21 Gennaio 2019 By Gabriella Maldini

Ryan Gosling in Drive, film neo noir dal cuore antico.

Prosegue la rubrica Seconda visione, condotta da Gabriella Maldini, che oggi ci racconta uno dei neo noir più belli degli ultimi anni: Drive, con Ryan Gosling e diretto da di Nicolas Winding Refn.

di Gabriella Maldini

Ci sono centomila strade in questa città. Non occorre che tu le conosca. Dammi solo un’ora e un luogo. Ti do cinque minuti. In quei cinque minuti tutto quello che accade lo decido io. Ma ti avverto: tutto quello che accade un minuto prima e un minuto dopo è affare tuo.

Drive – Locandina

Basta una battuta come questa per sapere che siamo in un noir. E Drive, premiato per la miglior regia a Cannes nel 2011, è un noir coi fiocchi, dove troviamo distillati con la tecnica, il linguaggio e il sentire di un mondo nuovo, tutti gli elementi del noir classico: la California di Chandler, la città di notte, con le strade di Los Angeles che, riprese dall’alto, disegnano un’ipnotica ragnatela di luci e di tenebre.

Il mondo del crimine, volgare e violento; e infine il protagonista: l’uomo solo diviso tra due mondi, quello onesto e quello dell’illegalità. Un personaggio ambiguo, misterioso, che parla pochissimo e attende sempre prima di agire. Ma quando lo fa è di una rapidità e determinazione sconcertanti. Un mix seducente di velocità e lentezza che ce lo presenta fin dalla sequenza che precede i titoli: una fuga/inseguimento in auto, di notte, in cui tutta la suspense poggia, incredibilmente, non sulla velocità ma sulla strategia, sul ragionamento. Scelta originale e raffinata che lo sguardo di Ryan Goslyng rende potente, perfetta. Come lui è perfetto per la parte: faccia da bravo ragazzo e occhi di ghiaccio, che non sai mai davvero cosa pensano.

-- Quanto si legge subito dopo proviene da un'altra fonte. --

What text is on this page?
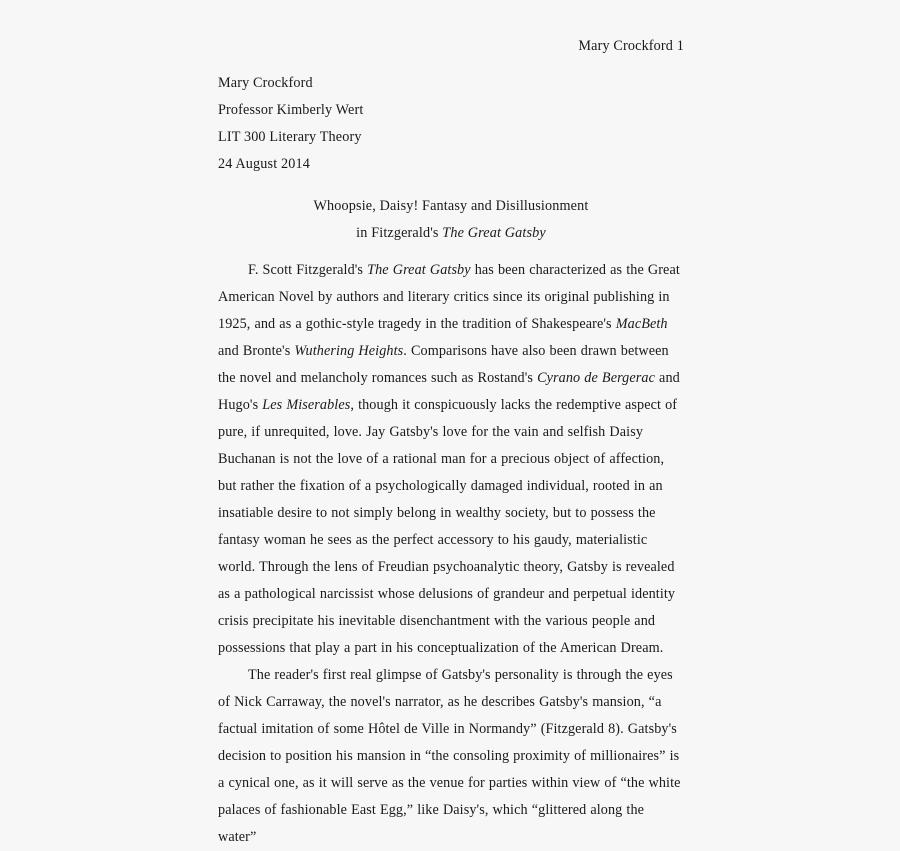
Mary Crockford 1

Mary Crockford

Professor Kimberly Wert

LIT 300 Literary Theory

24 August 2014

Whoopsie, Daisy! Fantasy and Disillusionment

in Fitzgerald's The Great Gatsby

F. Scott Fitzgerald's The Great Gatsby has been characterized as the Great American Novel by authors and literary critics since its original publishing in 1925, and as a gothic-style tragedy in the tradition of Shakespeare's MacBeth and Bronte's Wuthering Heights. Comparisons have also been drawn between the novel and melancholy romances such as Rostand's Cyrano de Bergerac and Hugo's Les Miserables, though it conspicuously lacks the redemptive aspect of pure, if unrequited, love. Jay Gatsby's love for the vain and selfish Daisy Buchanan is not the love of a rational man for a precious object of affection, but rather the fixation of a psychologically damaged individual, rooted in an insatiable desire to not simply belong in wealthy society, but to possess the fantasy woman he sees as the perfect accessory to his gaudy, materialistic world. Through the lens of Freudian psychoanalytic theory, Gatsby is revealed as a pathological narcissist whose delusions of grandeur and perpetual identity crisis precipitate his inevitable disenchantment with the various people and possessions that play a part in his conceptualization of the American Dream.

The reader's first real glimpse of Gatsby's personality is through the eyes of Nick Carraway, the novel's narrator, as he describes Gatsby's mansion, “a factual imitation of some Hôtel de Ville in Normandy” (Fitzgerald 8). Gatsby's decision to position his mansion in “the consoling proximity of millionaires” is a cynical one, as it will serve as the venue for parties within view of “the white palaces of fashionable East Egg,” like Daisy's, which “glittered along the water”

Drive con Ryan Gosling – Official Trailer

Capace, con la stessa naturalezza, di portare in braccio un bambino addormentato e guardare negli occhi un assassino. Di dare il primo (e ultimo) bacio alla donna che ama e un secondo dopo voltarsi e uccidere a mani nude un killer in agguato. La scena dell’ascensore, per me, regge addirittura il confronto con quella storica della doccia in Psyco. Tutta la narrazione è strutturata in un alternarsi di flashback e rallenty che rendono più intenso il ritmo e lo scavo psicologico e dilatano la presa emotiva della storia.

Storia che, come sempre, nel noir è una discesa agli inferi. E che, anche qui, inizia incrociando lo sguardo di una donna. Innamorato di un amore senza futuro, il protagonista è un affascinante eroe nero – romantico. Un uomo in fondo giusto, costretto a commettere azioni ingiuste. Potrebbe essere un ‘beautiful loser’, se non fosse per quel colpo di scena finale che ribalta il postulato principe del noir. Ma forse no. Comunque non del tutto, perché alla fine se ne va sia vincitore che sconfitto, per quella illusione perduta di vita normale, vissuta solo un istante, con un bambino sulle spalle.

 

 

Note biografiche sull’autrice

Nata a Forlì nel 1970, dopo il diploma al liceo classico, si è laureata in Giurisprudenza presso l’Università di Bologna. HA svolto un Master in Comunicazione a Roma e Milano, poi un corso di Racconto e Romanzo e uno di Sceneggiatura cinematografica alla Scuola Holden di Torino. E’ docente di cinema e letteratura e ha diverse collaborazioni in atto,  fra cui quella con Università Aperta di Imola, la libreria Mondadori di Forlì e le scuole medie per le quali sta portando avanti un progetto didattico che coinvolge i ragazzi delle classi terze in una ‘lezione cinematografica’ sul rapporto umano e formativo che unisce allievo e insegnante. Da pochi mesi è uscito il suo primo libro, edito da Carta Canta, dal titolo ‘I narratori della modernità’, un saggio di letteratura francese dedicato a Balzac, Flaubert, Zola e Maupassant, come quei padri della letteratura che per primi hanno colto la nascita del mondo moderno.

Per ArteVitae scrive nella sezione Cinema e TV.